Note: The .env file has been ignored from the git repository in anticipation that it will most likely be used to house development specific configuration.

We generally recommend that you don't persist any "env" files within the repository, and instead rely on your target host environments and/or deployment servers to provide the necessary values per environment.

If you do however have the requirement to create and persist "env" files for multiple target environments, the system does support it. To do so create a ".env" file that is postfix'ed with the environment you are targeting. For e.g. .env.development or .env.staging or .env.production.

In order to target a specific environment configuration file you have to provide a matching DEPLOYMENT environment variable. For example:

npm run build
DEPLOYMENT=staging npm run start # This will look for a .env.staging file

Note: you may be used to using NODE_ENV to distinguish between environment configuration, however, when using the React ecosystem it is highly recommended that you set NODE_ENV=production any time you want an optimised version of React (and other libs). Given this requirement, we instead defer to the use of a "DEPLOYMENT" variable. See here for more info on this.
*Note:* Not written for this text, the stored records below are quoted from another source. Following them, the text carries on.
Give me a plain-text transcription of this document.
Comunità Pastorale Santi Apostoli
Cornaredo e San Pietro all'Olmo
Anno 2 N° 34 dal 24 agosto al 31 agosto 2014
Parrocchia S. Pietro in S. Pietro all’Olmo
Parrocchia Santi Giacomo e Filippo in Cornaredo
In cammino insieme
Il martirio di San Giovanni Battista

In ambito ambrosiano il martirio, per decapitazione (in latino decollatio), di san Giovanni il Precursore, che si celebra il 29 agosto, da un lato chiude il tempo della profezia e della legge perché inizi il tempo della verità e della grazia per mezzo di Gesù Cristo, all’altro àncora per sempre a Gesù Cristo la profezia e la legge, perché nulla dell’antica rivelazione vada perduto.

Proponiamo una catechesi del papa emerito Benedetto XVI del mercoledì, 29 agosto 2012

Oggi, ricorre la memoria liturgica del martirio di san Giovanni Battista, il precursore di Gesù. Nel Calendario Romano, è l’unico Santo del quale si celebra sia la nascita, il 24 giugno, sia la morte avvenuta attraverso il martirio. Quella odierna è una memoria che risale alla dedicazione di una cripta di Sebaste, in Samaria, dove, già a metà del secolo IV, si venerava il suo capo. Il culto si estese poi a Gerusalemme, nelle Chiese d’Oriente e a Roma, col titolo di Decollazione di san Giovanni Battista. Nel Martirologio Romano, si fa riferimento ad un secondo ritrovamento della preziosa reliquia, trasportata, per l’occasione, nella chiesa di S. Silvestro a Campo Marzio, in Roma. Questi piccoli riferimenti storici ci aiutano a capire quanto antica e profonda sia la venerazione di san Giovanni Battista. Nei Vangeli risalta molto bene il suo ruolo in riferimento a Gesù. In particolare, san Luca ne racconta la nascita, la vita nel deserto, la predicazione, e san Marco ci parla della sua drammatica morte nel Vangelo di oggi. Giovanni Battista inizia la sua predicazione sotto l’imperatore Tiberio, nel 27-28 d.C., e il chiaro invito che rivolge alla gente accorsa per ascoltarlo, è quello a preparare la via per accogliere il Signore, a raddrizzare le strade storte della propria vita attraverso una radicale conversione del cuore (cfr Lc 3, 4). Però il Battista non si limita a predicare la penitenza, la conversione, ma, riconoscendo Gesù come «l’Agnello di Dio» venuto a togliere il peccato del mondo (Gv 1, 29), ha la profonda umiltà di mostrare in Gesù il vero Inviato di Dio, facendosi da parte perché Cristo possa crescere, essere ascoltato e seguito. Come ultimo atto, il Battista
Note: if an environment specific configuration file exists, it will be used over the more generic .env file.

As stated before, the application has been configured to accept a mix-match of sources for the environment variables. i.e. you can provide some/all of the environment variables via a .env file, and others via the cli/host (e.g. FOO=bar npm run build). This gives you greater flexibility and grants you the opportunity to control the provision of sensitive values (e.g. db connection string). Please do note that "env" file values will take preference over any values provided by the host/CLI.

Note: It is recommended that you bind your environment configuration values to the global ./config/values.js. See the existing items within as an example.